Silence again, and those glances. I could feel them considering, not how much was safe to tell me, but how much I would understand.

“Has there ever been someone,” Susanna said, “who treated you like you weren’t a person? Not because of anything you’d done; just because of what you were. Someone who did whatever they wanted to you. Anything they felt like.” Her eyes on me were unblinking and so bright that for a wild moment I was afraid of her. “And you were totally powerless to do anything about it. If you tried to say anything, everyone thought you were ridiculous and whiny and you should quit making such a fuss because this is normal, this is the way it’s supposed to be for someone like you. If you don’t like it, you should have been something else.”

“Of course there hasn’t,” Leon said. Something in his voice brought back the kid he had been, scuttling along school corridors, eyes down, huddled under the weight of his bookbag. “Who would ever?”

“Has there?”

“Yes,” I said. For some reason it wasn’t just the two men in my apartment I thought of—them of course, sweat-and-milky smell horribly close and the blows crunching in, but in a confused whirl it was also the neurologist in the hospital, the clammy pallor of him and the fold of his neck over his shirt collar as he stared blandly back at me: It depends on multiple factors.

What fac, factors? Thick-tongued and idiot-sounding. The near-concealed pity and distaste sliding across his eyes, the moment when he demoted me to something not worthy of explanations, branded and filed away, no appeal possible.

It’s very complicated.

Yeah but but but, can you, can—

Why don’t you concentrate on your physio. Leave the medical issues to us.

Kick in the ribs and something snapping, stupid cunt think you’re fucking great

“OK,” Susanna said. “What did you want to do to them?”

It stopped my throat. Not for anything in the world could I have put it into words, what I had wanted to do and how badly. I shook my head.

“And how did it feel when you didn’t?”

The memory flared all through my body: fist throbbing where I had smashed it into the wall over and over, leg one great bruise where I had punished it with every heavy object I could find, head pounding blindingly from slap after slap. I couldn’t breathe.

“Now imagine,” Susanna said. She was looking at me very steadily, through the smoky air. “Imagine you did it.”

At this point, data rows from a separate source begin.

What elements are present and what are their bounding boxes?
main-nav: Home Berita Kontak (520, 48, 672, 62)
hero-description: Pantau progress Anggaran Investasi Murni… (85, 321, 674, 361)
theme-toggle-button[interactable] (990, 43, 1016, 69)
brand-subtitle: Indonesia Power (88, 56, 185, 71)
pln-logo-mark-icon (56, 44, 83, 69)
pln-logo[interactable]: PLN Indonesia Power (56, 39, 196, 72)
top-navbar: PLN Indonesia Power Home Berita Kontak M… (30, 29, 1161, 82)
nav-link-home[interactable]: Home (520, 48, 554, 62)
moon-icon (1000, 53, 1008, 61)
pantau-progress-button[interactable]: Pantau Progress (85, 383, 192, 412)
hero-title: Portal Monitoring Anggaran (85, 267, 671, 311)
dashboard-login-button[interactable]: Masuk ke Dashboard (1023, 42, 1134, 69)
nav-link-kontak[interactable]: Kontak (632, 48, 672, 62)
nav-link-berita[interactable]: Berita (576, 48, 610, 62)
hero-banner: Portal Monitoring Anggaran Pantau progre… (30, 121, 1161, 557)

Air rushed into my chest and for an enormous light-headed moment I felt it: the impossible ecstasy of it, almost too huge to be survived, the vast lightning rush of power and my fists and feet thundering down again and again, bones crunching, hoarse screams, on and on until finally: stillness; nothing left but obliterated gobbets of pulp at my feet and me standing tall, streaming blood and gasping air like a man rising from some purifying river, into a world that was mine again. My heart felt like it would burst free of my ribs and soar like a Chinese lantern up and away, through the window glass and out over the dark trees. For an insane second I thought I was going to cry.

Susanna said, “That’s what it was like.”

For a long time no one said anything. Things wavered in a sly draft, flames and high cobwebs, pages of a book lying open on the coffee table, the soft edges of Susanna’s hair.

Leon said, “Aren’t you happy?”

I laughed, a harsh astonished crack that came out too loud. “Happy?”

“You didn’t do anything wrong. Or anyway not anything that could get you in trouble. That’s not good news?” When I didn’t answer: “Should we not have told you?”

I said, “I have no idea.”

“I didn’t want to. I thought we were all better off just leaving it. But Su thought you should know.”

“I felt bad about making you think you might have done it,” Susanna said. “But that seemed like the best way to handle things at the time. And I was right, wasn’t I? It all worked out in the end.”

I let out a hard, breathless laugh. “I wouldn’t go that far.”

“It’s over. The cops are gone. We can forget the whole thing.”

“Yeah. Melissa’s gone, too.”

“That’s just because all the fuckery and drama got to be too much for her. I don’t blame her. Now you can go tell her it’s over, you had nothing to do with it, the end. You’ll be fine.”

“She’ll be over the moon,” Leon said, peering earnestly at me through the dimness. “She’s mad about you.”